Weigel

Bob Barr Is Ready to Impeach Another President

Here we go again?

Photo by Brendan Hoffman/Getty Images

An interview with Alex Jones never ends up working for a politician. Congressmen and candidates who want to win over the paranoid setusually for a good cause!call into Jones’ show and are inevitably asked to run much further than they expected. That was what happened when Rep. Alan Grayson was spurred to call Sheila Bair a corporate “whore,” and that seems to have happened here, when former congressman-turned-libertarian presidential candidate-turned congressional candidate Bob Barr called in, via Daniel Malloy:

JONES: I think what you’re hinting at is if we put you back into Congress, you are going to start investigating bringing charges of impeachment up in the House?

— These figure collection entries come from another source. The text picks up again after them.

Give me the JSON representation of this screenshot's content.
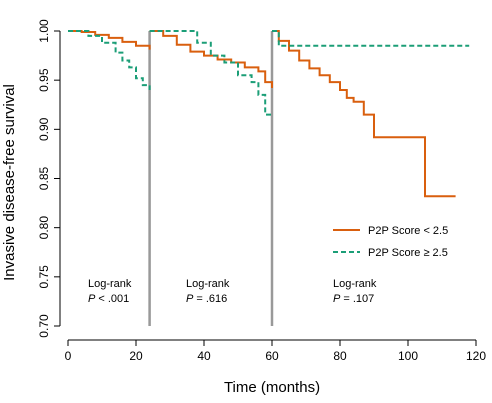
{
  "chart_data": {
    "type": "line",
    "xlabel": "Time (months)",
    "ylabel": "Invasive disease-free survival",
    "xlim": [
      0,
      120
    ],
    "ylim": [
      0.7,
      1.0
    ],
    "x_ticks": [
      "0",
      "20",
      "40",
      "60",
      "80",
      "100",
      "120"
    ],
    "y_ticks": [
      "0.70",
      "0.75",
      "0.80",
      "0.85",
      "0.90",
      "0.95",
      "1.00"
    ],
    "grid": false,
    "legend_position": "right",
    "colors": {
      "low": "#D95F0E",
      "high": "#1B9E77",
      "divider": "#999999"
    },
    "landmark_dividers_x": [
      24,
      60
    ],
    "series": [
      {
        "name": "P2P Score < 2.5",
        "style": "solid",
        "segments": [
          [
            [
              0,
              1.0
            ],
            [
              4,
              0.999
            ],
            [
              8,
              0.996
            ],
            [
              12,
              0.993
            ],
            [
              16,
              0.989
            ],
            [
              20,
              0.985
            ],
            [
              24,
              0.981
            ]
          ],
          [
            [
              24,
              1.0
            ],
            [
              28,
              0.995
            ],
            [
              32,
              0.986
            ],
            [
              36,
              0.979
            ],
            [
              40,
              0.975
            ],
            [
              44,
              0.971
            ],
            [
              48,
              0.968
            ],
            [
              52,
              0.963
            ],
            [
              56,
              0.959
            ],
            [
              58,
              0.948
            ],
            [
              60,
              0.942
            ]
          ],
          [
            [
              60,
              1.0
            ],
            [
              62,
              0.99
            ],
            [
              65,
              0.98
            ],
            [
              68,
              0.97
            ],
            [
              71,
              0.962
            ],
            [
              74,
              0.955
            ],
            [
              77,
              0.948
            ],
            [
              80,
              0.94
            ],
            [
              82,
              0.932
            ],
            [
              84,
              0.928
            ],
            [
              87,
              0.915
            ],
            [
              90,
              0.892
            ],
            [
              105,
              0.892
            ],
            [
              105,
              0.832
            ],
            [
              114,
              0.832
            ]
          ]
        ]
      },
      {
        "name": "P2P Score ≥ 2.5",
        "style": "dashed",
        "segments": [
          [
            [
              0,
              1.0
            ],
            [
              6,
              0.995
            ],
            [
              10,
              0.988
            ],
            [
              14,
              0.978
            ],
            [
              16,
              0.97
            ],
            [
              18,
              0.963
            ],
            [
              20,
              0.952
            ],
            [
              22,
              0.945
            ],
            [
              24,
              0.94
            ]
          ],
          [
            [
              24,
              1.0
            ],
            [
              36,
              1.0
            ],
            [
              38,
              0.988
            ],
            [
              42,
              0.975
            ],
            [
              46,
              0.968
            ],
            [
              50,
              0.955
            ],
            [
              54,
              0.948
            ],
            [
              56,
              0.935
            ],
            [
              58,
              0.915
            ],
            [
              60,
              0.915
            ]
          ],
          [
            [
              60,
              1.0
            ],
            [
              62,
              0.985
            ],
            [
              118,
              0.985
            ]
          ]
        ]
      }
    ],
    "annotations": [
      {
        "label": "Log-rank",
        "stat_prefix": "P",
        "stat_rest": " < .001"
      },
      {
        "label": "Log-rank",
        "stat_prefix": "P",
        "stat_rest": " = .616"
      },
      {
        "label": "Log-rank",
        "stat_prefix": "P",
        "stat_rest": " = .107"
      }
    ]
  }
}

BARR: Alex, I was with some folks just recently and pulled out of a file in my office the House resolution, the House resolution that I introduced on November fifth of 1997 that was the very first official inquiry of impeachment filed against Bill Clinton and that was mine. And at the time I think I had 18 co-sponsors was all, in November of 1997. And what I did is I took that document, figuratively kind of dusted it off, added a little bit of language to it and darned if it doesn’t sound pretty good with Barack Obama’s name in there.

JONES: Oh man. So I think it’s safe to say when you get back in Congress, the evidence is already there, you’re going to start looking at the inquiry to begin looking for co-sponsors for indicting the president in the House, and I guess he will be tried in the Senate?

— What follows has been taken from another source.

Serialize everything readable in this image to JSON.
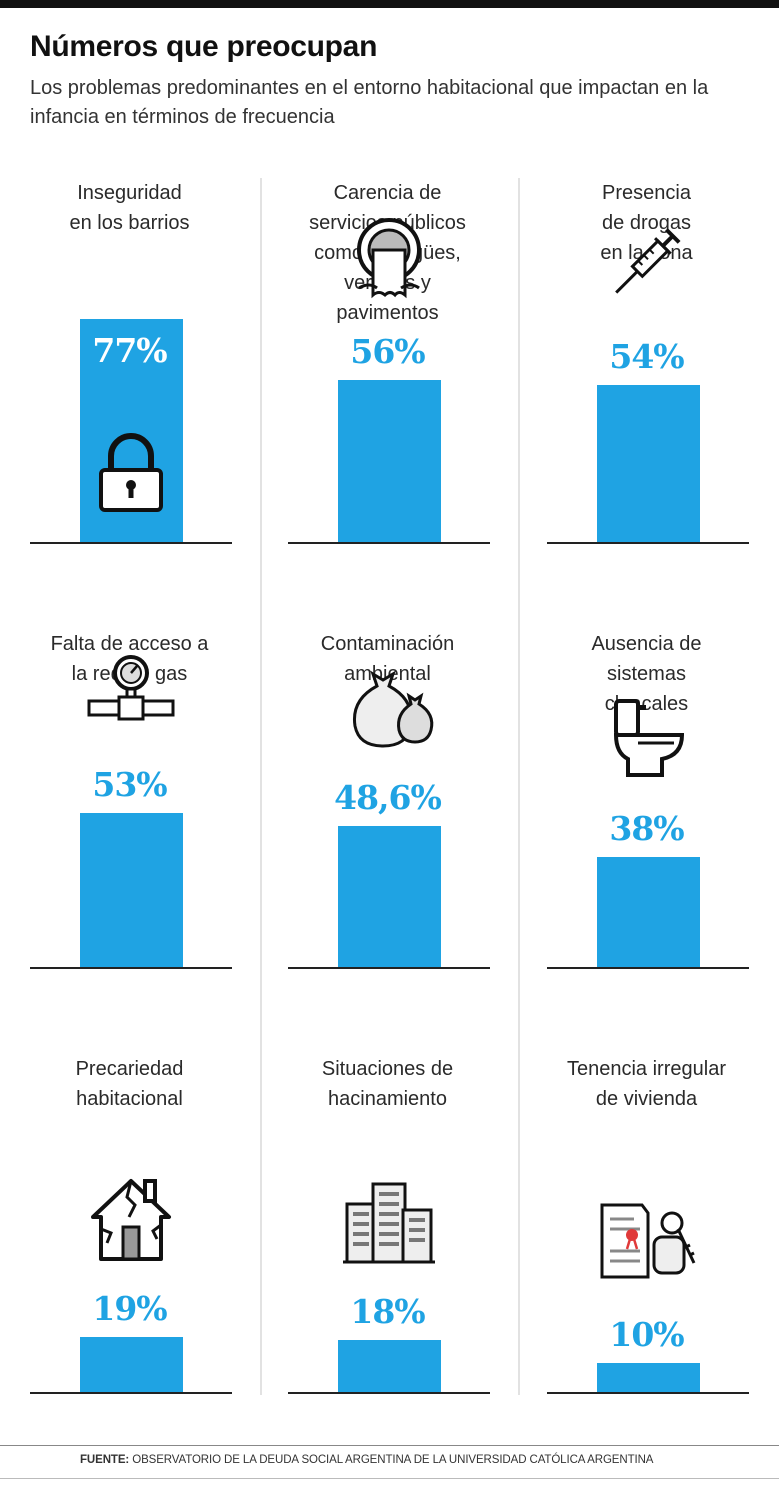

BARR: I think it really has come to that. It’s not something I like to say. When I left the House before after we impeached Clinton, you know, my hope was we wouldn’t have to go through that process again. But we do. Mr. President, you are not above the law. 

There’s a lot more, but the guts are in this clip:

The impeachment resolution Barr’s talking about has been saved here; some of the co-sponsors, like Reps. Chris Smith and Jack Kingston, are still in Congress. Barr wanted an inquiry on the grounds that “considerable evidence has been developed from a broad array of credible sources that William Jefferson Clinton, President of the United States, has engaged in a systemic effort to obstruct, undermine, and compromise the legitimate and proper functions and processes of the executive branch.”